Of course, I am deep in the throes of post-Apprentice rage, so I may be being the teensiest bit hyperbolic. But, in all seriousness, you do have to think: what is the point?
Some context is needed. This episode featured the annual Glorified Scavenger Hunt, in which the teams hared off to collect nine items taken from a grand shopping list at discounted prices in London. (At least this is better than last year, when they flew all the way to Dubai.) Supposedly each team had free choice from the Master List, but their items were suspiciously similar, so one has to infer editorial intervention.
It was, from the moment the Almighty Lord Sugar knocked on the door of the candidates’ house at 6am, a farce. Because what employer visits his interviewees in their pyjamas? It’s not professional. And gods know ALS is always banging on about professionalism.

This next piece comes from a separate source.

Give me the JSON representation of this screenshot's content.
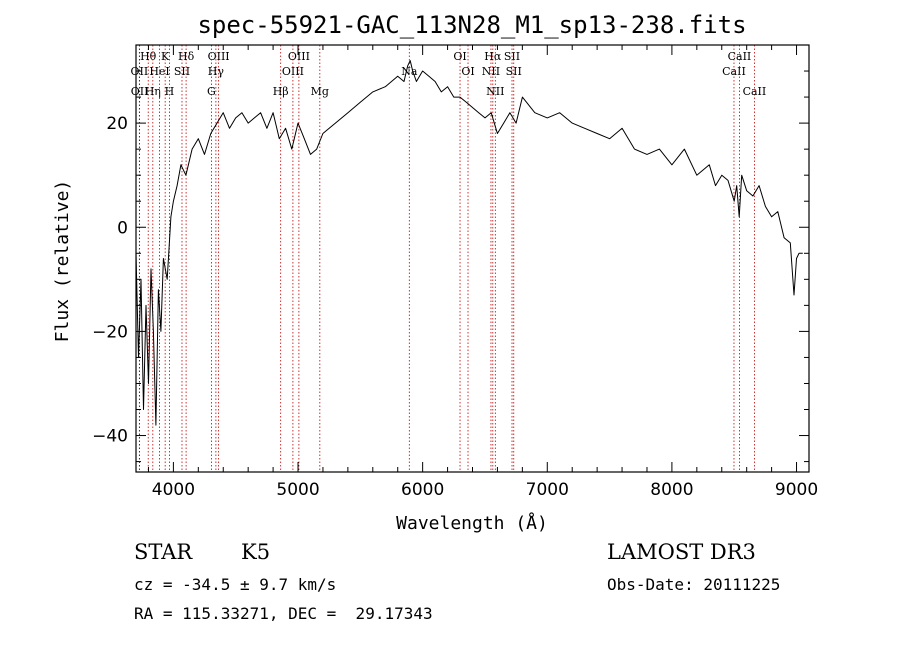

Oh, the candidates tear around town as usual, making colossal mistakes, bickering occasionally, ripping poor diamond merchants off by fluttering their eyelashes – but that’s all par for the course, and bickering levels were low anyway, Mark and Daniel having miraculously decided to be friends again. So the episode has very little tension, and very little natural structure, being essentially a treasure hunt with a whole city to search.
This is obviously why ALS and his BBC buddies decide to make such a big fuss about the skeleton.
Each team is asked to buy an anatomical skeleton. The specifications say “Anatomical Skeleton, 150cm.” Nothing about what it should be made of or anything. Felipe and Daniel, therefore, decide to chance their arm, and buy a paper skeleton for £14, instead of a proper one for about £200. Sure, this is a bit cheeky, maybe, but the thing does fit the specifications, and it is a bargain.
But ALS decides to make a fuss over it. Because he is “judge, jury and executioner”, in his own words – for which read “a total control freak with no sense of humour.” He fails Felipe’s team, gratuitously, Because He Can.
Why am I so annoyed about this? Because there are rules, Alan. There are rules. And even you have to keep them.
I can’t be bothered to watch this any more. I just can’t. It’s so arbitrary it’s ridiculous. Shut up and get off our screens, Alan.